A couple of the overnight trips had early starts, and students picked up their passports and shuffled onto buses as shortly after the ship cleared customs. Others were eager to see the city although they had no official excursions planned for the morning, and they left around the same time. The rest snuggled into their beds for a few extra hours of sleep befor they ventured out or found a quiet place to congregate and discuss last minute plans.
The students have many options for port exploration. They can take advantage of the official excursions, which are plentiful, varied and carefully planned and chaperoned. The students that are feeling a bit more adventurous, or want to do something not included in the field program are free to travel within the country. To keep everyone safe and accounted for, students are briefed during cultural and logistical pre-port meetings about all aspects of life in Cadiz from politics to food, along with phone numbers for on-call staff members (who will be available 24/7 while the ship is in port) and Medex representatives.

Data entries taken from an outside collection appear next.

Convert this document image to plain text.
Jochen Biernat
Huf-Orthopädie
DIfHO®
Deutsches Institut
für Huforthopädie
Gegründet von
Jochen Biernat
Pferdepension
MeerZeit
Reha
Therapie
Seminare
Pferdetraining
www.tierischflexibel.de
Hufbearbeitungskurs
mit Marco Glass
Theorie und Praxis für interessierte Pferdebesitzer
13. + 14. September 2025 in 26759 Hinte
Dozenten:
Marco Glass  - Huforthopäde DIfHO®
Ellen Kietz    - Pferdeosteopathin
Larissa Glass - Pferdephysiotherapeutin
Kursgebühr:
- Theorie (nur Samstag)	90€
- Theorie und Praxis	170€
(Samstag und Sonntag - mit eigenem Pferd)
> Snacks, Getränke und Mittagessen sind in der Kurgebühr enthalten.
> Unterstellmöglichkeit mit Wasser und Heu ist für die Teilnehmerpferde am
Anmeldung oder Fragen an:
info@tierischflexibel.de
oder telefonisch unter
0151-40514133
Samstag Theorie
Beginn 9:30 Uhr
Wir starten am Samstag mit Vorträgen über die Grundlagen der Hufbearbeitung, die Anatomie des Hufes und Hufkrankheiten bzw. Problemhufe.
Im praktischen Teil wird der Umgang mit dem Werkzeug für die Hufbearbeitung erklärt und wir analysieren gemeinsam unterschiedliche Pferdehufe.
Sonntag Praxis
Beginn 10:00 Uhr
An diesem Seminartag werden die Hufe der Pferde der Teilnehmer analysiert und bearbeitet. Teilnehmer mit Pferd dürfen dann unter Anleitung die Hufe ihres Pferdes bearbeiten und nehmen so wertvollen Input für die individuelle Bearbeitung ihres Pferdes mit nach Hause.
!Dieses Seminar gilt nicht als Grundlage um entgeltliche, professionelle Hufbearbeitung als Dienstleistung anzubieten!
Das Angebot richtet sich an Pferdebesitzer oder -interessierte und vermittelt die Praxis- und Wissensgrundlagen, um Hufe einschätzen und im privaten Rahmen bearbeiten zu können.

Safety concerns and procedures are covered in detail and students are given a page containing all of the most important items to take with them while off the ship. Also, there are independent travel information sheets that students can use to let the ship know where and when they will be traveling, as well as how to contact them. The students seem to be very comfortable with the ways they are choosing to see Spain, and it will only get easier for them as the semester progresses and they gain more experience.


The next couple of blogs will cover some of the interesting excursions the students have gone on, including a tour of Cadiz, flamenco dancing and a tour of a wind and solar power farm. ¡Que interesante!

Wednesday, September 2, 2009

The Big Event

Just wanted to post a quick update full of pictures from the first big event of the semester-- the BBQ and Mashup Madness social. The first two pictures are from the BBQ, which replaced dinner. You can see students piling their plates (and faces) with hamburgers, hot dogs, ribs and ice cream! Needless to say, a wonderful time was had by all. In the evening, students were invited to wear the most creatively mismatched outfits they could come up with, and meet in the Union for a night of Mashup Madness. The social was short and sweet, running from 2100 until 2300hrs (pretty tame, so everyone made it to class this morning!), and the students' clothes were the source of many laughs throughout the evening. Two pictures of the fun can be seen below.

The first few blog posts have been focused on showing how the students are adjusting to life at sea, as well as some of the things (like the BBQ and social) that the staff have organized to help ensure their social needs are served as well as their academic ones. In the coming days before the ship reaches the first port in Cadiz, Spain, the focus will shift a bit to look at some of the other aspects of ship life including academics.